Partially Ordered Sets question

Question

For $m\in\mathbb{N}$, which integers are covered by $m$? I've been playing with the prime factors of $m$ and I can't seem to see any pattern. Can anyone help?

Answer 1

Look at the prime factorization of the integer. Say $x = p_1^{a_1}\cdots p_n^{a_n}$ and $y = p_1^{b_1}\cdots p_n^{b_n}$ and $x$ divides $y$. Then $a_i \leq b_i$ for all $i$. There is a path from $x$ to $y$ in the ordering by multiplying by prime numbers to raise the $a_i$ up to the $b_i$. It should then be clear that $y$ covers $x$ if and only if there exists a prime $p$ such that $y = xp$.

Answer 2

Here’s a rather different way to look at it. It’s not needed to solve the problem, but the idea of transferring the problem to a possibly more transparent setting is a useful one, and this instance of it is a fairly simple introduction to the idea.

Each integer $n>1$ can be written uniquely as a product of positive powers of distinct primes. If we allow $0$ as an exponent, we can write every positive integer $n$ uniquely as

$$n=\prod_{k\ge 1}p_k^{a_k}\;,$$

where $p_k$ is the $k$-th prime. Conversely, if $a=\langle a_k:k\in\Bbb Z^+\rangle$ is any sequence of non-negative integers having only finitely many non-zero terms, there is a unique integer

$$n(a)=\prod_{k\ge 1}p_k^{a_k}\;.$$

Let $\Sigma_0$ be the set of all sequences of non-negative integers having only finitely many non-zero terms. Then the map $n:\Sigma_0\to\Bbb Z^+:a\mapsto n(a)$ is a bijection.

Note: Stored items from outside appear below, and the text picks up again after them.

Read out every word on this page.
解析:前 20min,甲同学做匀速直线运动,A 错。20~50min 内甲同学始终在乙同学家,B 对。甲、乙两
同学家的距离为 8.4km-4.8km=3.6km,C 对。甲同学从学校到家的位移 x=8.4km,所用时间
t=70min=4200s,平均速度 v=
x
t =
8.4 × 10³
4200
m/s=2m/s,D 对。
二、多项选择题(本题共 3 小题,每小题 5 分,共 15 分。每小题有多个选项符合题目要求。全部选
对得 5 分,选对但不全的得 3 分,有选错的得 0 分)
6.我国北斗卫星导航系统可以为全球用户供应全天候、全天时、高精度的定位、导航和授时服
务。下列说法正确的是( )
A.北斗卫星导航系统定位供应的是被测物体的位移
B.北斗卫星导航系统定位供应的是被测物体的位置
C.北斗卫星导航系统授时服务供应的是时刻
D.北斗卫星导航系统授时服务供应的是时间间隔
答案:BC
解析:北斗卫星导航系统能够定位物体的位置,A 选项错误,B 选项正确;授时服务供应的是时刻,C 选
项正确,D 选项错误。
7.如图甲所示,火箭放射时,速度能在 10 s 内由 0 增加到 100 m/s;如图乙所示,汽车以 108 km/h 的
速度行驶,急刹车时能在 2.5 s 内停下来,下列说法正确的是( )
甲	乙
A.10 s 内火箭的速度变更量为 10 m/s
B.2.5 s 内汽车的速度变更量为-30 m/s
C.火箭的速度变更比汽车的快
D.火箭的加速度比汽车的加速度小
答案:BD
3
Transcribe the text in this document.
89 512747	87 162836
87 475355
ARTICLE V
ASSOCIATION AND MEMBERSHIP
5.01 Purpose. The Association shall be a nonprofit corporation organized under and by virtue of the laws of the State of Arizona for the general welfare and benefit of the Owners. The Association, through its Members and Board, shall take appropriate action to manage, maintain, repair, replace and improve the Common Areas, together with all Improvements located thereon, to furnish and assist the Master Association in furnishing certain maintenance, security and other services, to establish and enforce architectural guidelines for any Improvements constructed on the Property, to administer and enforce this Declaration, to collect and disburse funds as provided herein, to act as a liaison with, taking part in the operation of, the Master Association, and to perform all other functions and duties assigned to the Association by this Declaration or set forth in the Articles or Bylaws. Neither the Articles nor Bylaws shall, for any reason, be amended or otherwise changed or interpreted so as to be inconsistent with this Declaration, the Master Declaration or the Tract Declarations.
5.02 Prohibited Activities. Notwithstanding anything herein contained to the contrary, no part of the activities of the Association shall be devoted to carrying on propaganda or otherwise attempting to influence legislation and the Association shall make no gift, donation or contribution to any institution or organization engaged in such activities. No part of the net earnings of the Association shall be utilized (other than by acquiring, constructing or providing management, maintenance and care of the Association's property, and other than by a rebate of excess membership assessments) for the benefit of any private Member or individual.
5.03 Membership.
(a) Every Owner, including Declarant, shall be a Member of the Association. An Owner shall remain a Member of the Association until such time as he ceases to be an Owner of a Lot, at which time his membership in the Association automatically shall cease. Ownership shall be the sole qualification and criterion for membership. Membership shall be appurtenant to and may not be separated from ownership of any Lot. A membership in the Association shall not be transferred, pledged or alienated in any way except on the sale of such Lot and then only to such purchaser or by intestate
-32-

If $a=\langle a_k:k\in\Bbb Z^+\rangle,b=\langle b_k:k\in\Bbb Z^+\rangle\in\Sigma_0$, define $a\preceq b$ if and only if $a_k\le b_k$ for all $\in\Bbb Z^+$; it’s easy to check that $\preceq$ is a partial order on $\Sigma_0$ and that the map $n$ is actually an order-isomorphism of the partial orders $\langle\Sigma_0,\preceq\rangle$ and $\Bbb Z^+,\mid\rangle$: $a\preceq b$ if and only if $n(a)\mid n(b)$. Thus, $b$ covers $a$ if and only if $n(b)$ covers $n(a)$.

Now moving ‘up’ (with respect to $\preceq$) from some $a\in\Sigma_0$ means increasing one or more terms of the sequence. What’s a minimal step up? Clearly it must be increasing exactly one term by just $1$. Thus, $b$ covers $a$ if and only if there is an $i\in\Bbb Z^+$ such that

$$b_k=\begin{cases} a_k,&\text{if }k\ne i\\ a_k+1,&\text{if }k=i\;. \end{cases}$$

Now just translate this back to $\Bbb Z^+$ via the isomorphism $n$, and you have Jim’s answer.